Japan Tobacco Inc, the world’s third-largest tobacco company by sales volume, will for the first time install top management that aren’t former bureaucrats, the WSJ reports. The company, half-owned by the Japanese government, is hoping to become a more efficient company in order to compete with competitors including British American Tobacco PLC and Philip Morris International Inc. The government is also planning to cut its holding in the company, in part to raise funds for post-quake reconstruction.
Since 1985, at least one of the posts of president and chief executive has been held by a former finance ministry official. Japan Tobacco’s incoming chairman Hiroshi Kimura said, however, that there was no deliberate intention to not employ ex-bureaucrats in the post.
Retired Japanese bureaucrats frequently move to management positions in the private sector in a practice known as “Amakudari,” or “descent from heaven.” The practice has been criticized for breeding collusion between the state and the private sector, stymieing much-needed political and economic reforms in the country. The system came into the spotlight once again during the nuclear crisis at Fukushima after last year’s earthquake, when critics said close ties between Tokyo Electric Power Co. and the government undermined safety standards at the nuclear plant. Several former officials of Japan’s Ministry of Economy, Trade and Industry have taken on jobs at Tepco.
Becoming a fully private company would allow the company to have more management freedom for strategic decisions, including overseas acquisitions, particularly as Japan’s smoking population decreases. Japan Tobacco already makes more than half of its revenue from overseas. It would also shield the company from pressure from Japan’s tobacco farming lobby. In a recent interview with the WSJ, senior vice president Yasuyuki Tanaka said Japan Tobacco’s management freedom “won’t be secured without full privatization.”
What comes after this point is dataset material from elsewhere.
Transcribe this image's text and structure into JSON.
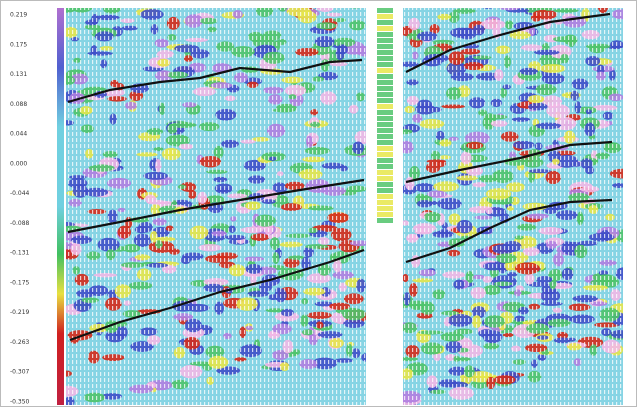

Japan Tobacco’s is the latest move by Japan Inc. to break free of its old ways as it strives to compete on the international stage. For example, Japan Airlines Co. is aiming high as part of its restructuring of the bankrupt company, with plans for an initial public offering as big as $6 billion. The national carrier already implemented route and job cuts as part of its turnaround and even expects to post a profit for the full year ending March 2014.
Private companies, especially Japan’s once-mighty electronics giants, are also implementing some tough choices to revive their fortunes. Earlier this month, Sony Corp. said it would reduce headcount by some 10,000 people, after it warned that it expects to post a loss of $6.4 billion for the past fiscal year, more than double its previous forecast.
The Japanese government has taken action to reverse its electronic industry’s decline, investing $2.5 billion in a fund that pools the assets of Sony, Toshiba Corp. and Hitachi Ltd., known as Japan Display Inc. The goal is to create a more competitive display-panel business to compete against other Asian rivals, mostly South Korea’s Samsung Electronics Co.